Эта мысль не давала Марку покоя и в медицинской школе, и позже, когда он уже был интерном в Центральном военном госпитале. Там он впервые проводил самостоятельные операции на мозге. В госпиталь поступали офицеры и рядовые с тяжелыми ранениями головы. Были и противоположные случаи. В израненном обгоревшем теле единственным незатронутым органом оставался только мозг.
«Вот бы попробовать его пересадить…» — думал Марк. Некоторых тяжело раненых он даже спрашивал, согласились бы они на такую операцию. И они соглашались! Даже не раздумывая. Даже если им дадут всего один шанс. Все лучше, чем доживать оставшиеся годы в обезображенном, парализованном обрубке. Разумеется, есть бионические протезы, почти неотличимые от человеческих рук и ног, но стоят они невероятно дорого. Вот и пересадка, переезд в новое свежее тело, будет доступна только избранным.

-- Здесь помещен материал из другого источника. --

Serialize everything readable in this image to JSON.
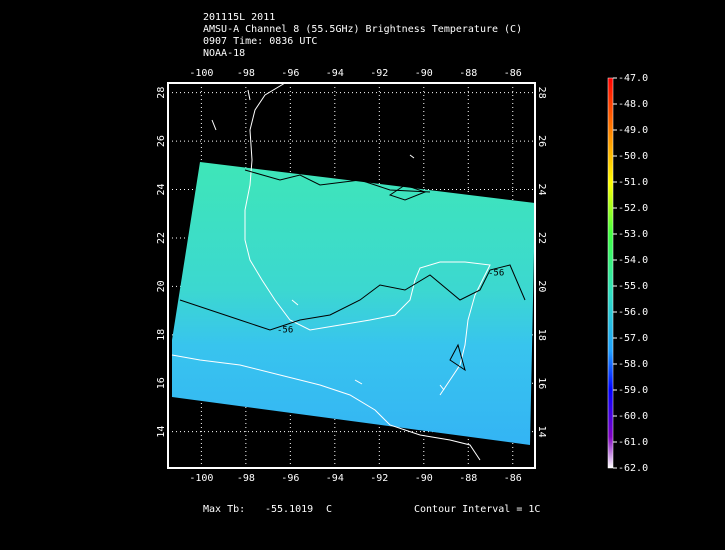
{
  "header": {
    "lines": [
      "201115L 2011",
      "AMSU-A Channel 8 (55.5GHz) Brightness Temperature (C)",
      "0907 Time: 0836 UTC",
      "NOAA-18"
    ]
  },
  "map": {
    "xlim": [
      -101.5,
      -85
    ],
    "ylim": [
      12.5,
      28.4
    ],
    "lon_ticks": [
      -100,
      -98,
      -96,
      -94,
      -92,
      -90,
      -88,
      -86
    ],
    "lat_ticks": [
      14,
      16,
      18,
      20,
      22,
      24,
      26,
      28
    ],
    "contour_labels": [
      "-56",
      "-56"
    ]
  },
  "colorbar": {
    "lim": [
      -62,
      -47
    ],
    "ticks": [
      {
        "value": -47,
        "label": "-47.0"
      },
      {
        "value": -48,
        "label": "-48.0"
      },
      {
        "value": -49,
        "label": "-49.0"
      },
      {
        "value": -50,
        "label": "-50.0"
      },
      {
        "value": -51,
        "label": "-51.0"
      },
      {
        "value": -52,
        "label": "-52.0"
      },
      {
        "value": -53,
        "label": "-53.0"
      },
      {
        "value": -54,
        "label": "-54.0"
      },
      {
        "value": -55,
        "label": "-55.0"
      },
      {
        "value": -56,
        "label": "-56.0"
      },
      {
        "value": -57,
        "label": "-57.0"
      },
      {
        "value": -58,
        "label": "-58.0"
      },
      {
        "value": -59,
        "label": "-59.0"
      },
      {
        "value": -60,
        "label": "-60.0"
      },
      {
        "value": -61,
        "label": "-61.0"
      },
      {
        "value": -62,
        "label": "-62.0"
      }
    ]
  },
  "footer": {
    "max_label": "Max Tb:",
    "max_value": -55.1019,
    "max_unit": "C",
    "contour_interval": "Contour Interval = 1C"
  }
}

Марк не сомневался, что люди, обладающие достаточными средствами, уже задумываются о возможном будущем. Они прибегают к процедуре трансплантации внутренних органов вовсе не потому, что органы повреждены или недостаточно эффективно действуют. Они заменяют эти органы, как устаревшие, вышедшие из моды гаджеты. Сердце, почки, желчный пузырь, роговицу, все эти уязвимые для времени части тела. Обновляют волосы и кожу. Марк слышал, что некоторые из этих людей выращивают собственных клонов, чтобы использовать их на запчасти. Еще немного, и в молодое здоровое тело попытаются пересадить мозг. Люди, обладающие деньгами и властью, не хотят умирать.
Попытки делались еще в диком двадцатом веке, еще до полетов в космос. Правда, мозг пытались пересаживать вместе с головой. Эксперименты проводили на собаках. На тело взрослой собаки пришивали голову более молодой.
Марк изучил все сохранившиеся архивы, начиная с 1908 года. Полученные таким образом двухголовые монстры жили в среднем три дня, а затем погибали. Уже в начале двадцать первого века операции по пересадке голов животных стали более результативными. Подопытные крысы даже восстанавливали двигательную активность. Но людям этого, конечно, было мало. Они спешили, они уже к 2045 году хотели стать бессмертными. Нашелся некий не по годам прыткий медиамагнат, пообещавший освободить людей от страха смерти к этому самоуверенно указанному году. Однако проект за бесперспективностью свернули. Но люди богатые и влиятельные своих надежд на бессмертие не оставили. Работы продолжались.
Когда об успехах Марка стало известно в медицинских кругах (Ему удалось пересадить мозг обезьяны ее же клону, и обезьяна прожила около двух месяцев), его неожиданно пригласили на должность заведующего отделением трансплантологии в клинике Рифеншталя, закрытой и очень престижной.
Марк был несказанно удивлен этим приглашением. Почему выбрали именно его? Он, собственно, еще ничего выдающегося не совершил. Еще очень молод для маститого ученого и не имеет научных степеней. Ответ пришел быстро. Ему дали недвусмысленно понять, что курирующий клинику фонд Рифеншталя привлекла его одержимость идеей пересадки мозга и, конечно, достигнутые им успехи.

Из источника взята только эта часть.